Ask a Negro Leaguer Column

Week of March 16, 2006

Mar 15, 2006 at 4:00 am
Hey Joe: Do you think Buck O'Neil not being accepted into the Major League Baseball Hall of Fame is another slap in the face to baseball and an attempt to once again deny Negro Leaguers their rightful place in the Hall?

Abdul, University City

Dating back to early 2005, if I had charged $1.50 for each person who called or wrote me asking who I planned to vote for to be inducted in the Hall, I could purchase myself a pretty good secondhand car. Anyway, my answer to all was "the Negro Leagues Baseball Museum."

Flashback to 1950: the Memphis Red Sox vs. the KC Monarchs in Kansas City. "Atta way to hit that ball, kid." These words came from Buck O'Neil, complimenting me on a fortunate day at the plate for Memphis. He said things like this regardless of the team the player played for. For two years during games against the Monarchs, that's the Buck I remember: personable, lovable and one of the greatest people I've ever met. The same applies to his managing.

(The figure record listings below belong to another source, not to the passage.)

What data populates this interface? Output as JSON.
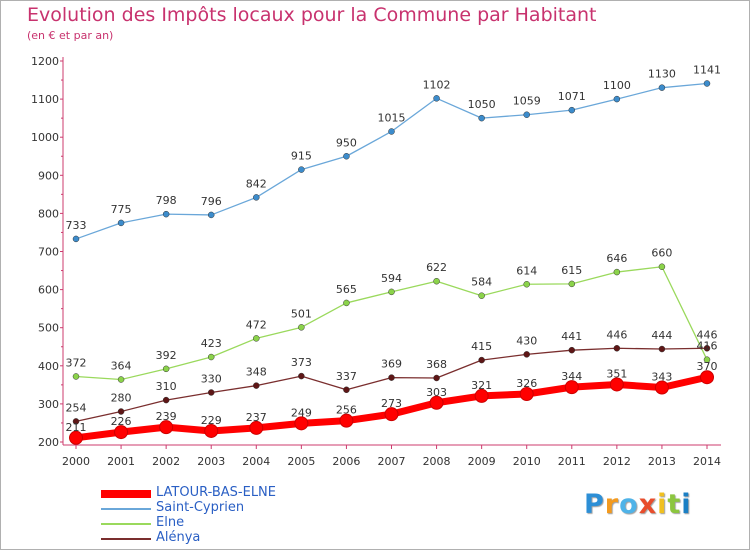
{
  "chart_data": {
    "type": "line",
    "title": "Evolution des Impôts locaux pour la Commune par Habitant",
    "subtitle": "(en € et par an)",
    "xlabel": "",
    "ylabel": "",
    "x": [
      "2000",
      "2001",
      "2002",
      "2003",
      "2004",
      "2005",
      "2006",
      "2007",
      "2008",
      "2009",
      "2010",
      "2011",
      "2012",
      "2013",
      "2014"
    ],
    "ylim": [
      200,
      1200
    ],
    "yticks": [
      200,
      300,
      400,
      500,
      600,
      700,
      800,
      900,
      1000,
      1100,
      1200
    ],
    "grid": false,
    "legend_position": "bottom-left",
    "series": [
      {
        "name": "LATOUR-BAS-ELNE",
        "color": "#ff0000",
        "values": [
          211,
          226,
          239,
          229,
          237,
          249,
          256,
          273,
          303,
          321,
          326,
          344,
          351,
          343,
          370
        ]
      },
      {
        "name": "Saint-Cyprien",
        "color": "#6aa7d9",
        "marker_color": "#3c8ccc",
        "values": [
          733,
          775,
          798,
          796,
          842,
          915,
          950,
          1015,
          1102,
          1050,
          1059,
          1071,
          1100,
          1130,
          1141
        ]
      },
      {
        "name": "Elne",
        "color": "#9ad95c",
        "marker_color": "#8bd34a",
        "values": [
          372,
          364,
          392,
          423,
          472,
          501,
          565,
          594,
          622,
          584,
          614,
          615,
          646,
          660,
          416
        ]
      },
      {
        "name": "Alénya",
        "color": "#7a2e2e",
        "marker_color": "#5e1616",
        "values": [
          254,
          280,
          310,
          330,
          348,
          373,
          337,
          369,
          368,
          415,
          430,
          441,
          446,
          444,
          446
        ]
      }
    ]
  },
  "logo": {
    "letters": [
      "P",
      "r",
      "o",
      "x",
      "i",
      "t",
      "i"
    ],
    "colors": [
      "#2d8fd6",
      "#f39a1e",
      "#4fb3e8",
      "#e84d2c",
      "#f0c020",
      "#8cc63f",
      "#1b7fc4"
    ]
  }
}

As great as the history of the Negro Leagues was, in 1946 I was completely oblivious to it (much like blacks today, who are oblivious to their overall history). However, in all probability had there been no Effa Manleys, J.L. Wilkinsons, Cum Poseys, W.S. Martins, Gus Greenlees, Ted Rasberrys and a host of other owners, there would have been no Negro Leagues. Collectively, over a period of years, such executives operated as an employment agency for blacks shut out of the white world of baseball. And the jobs weren't limited to baseball players alone.

Seemingly, O'Neil and Manley are being pitted against each other, but this is no case of the thrill of victory and the agony of defeat. These two people are class acts. The thrill of victory is that as Manley is enshrined in the Hall of Fame, it could also be a stepping stone for all the other great Negro League team owners. After all, the owners of so-called MLB at the time destroyed their leagues. Of all the current teams in the American and National Leagues, there isn't one black franchise owner. Commissioner Bud Selig and the Baseball Assistance Team (BAT)'s executive director Jim Martin continue this destruction by cutting off the Negro League in 1957, thus refusing to give former Negro Leaguers who played until 1960 a pension. This is what should have been attacked.

The name of Buck O'Neil shall forever live. In this instance, there is no such thing as the agony of defeat.



Prince Joe Henry, one of professional baseball's original "clowns," was an all-star infielder for Negro League baseball teams in Memphis, Indianapolis and Detroit throughout the 1950s. But up until the late 1940s, Prince Joe didn't know anything about the Negro Leagues. His knowledge of organized baseball was limited to the Cardinals and Browns games he attended during his preteen years at Sportsman's Park, accompanied by lifelong buddy Eugene "Gene" Crittendon, who could pass for white.

Perhaps Henry's most vivid memory of those games: Upon entry, white ushers would politely escort the boys to a small section of the left-field stands reserved for "Colored." After climbing past several tiers of bleachers, they'd arrive at their stop, rows and rows behind their white counterparts.

Even at a young age, the boys were conscious of the double standard -- and determined to vent their disdain. The opportunity would arise with the urge to urinate. Rather than head for the latrine, the boys would edge their way to the front of the section and let fly. As the liquid foamed its way down the concrete steps toward the white kids, Henry and his pal would ease back and relax, politely rooting for the visiting team to beat the hell out of the Browns or the Cards.

After all, Henry and Crittendon hailed from Brooklyn, Illinois, a small, predominantly black township just east of the Mississippi River. So hospitable were the residents of Brooklyn that they were known to take in a rank stranger, treat him to breakfast, lunch, supper and a night out on the town -- and afterward, if he messed up, treat him to a good ass-whippin'.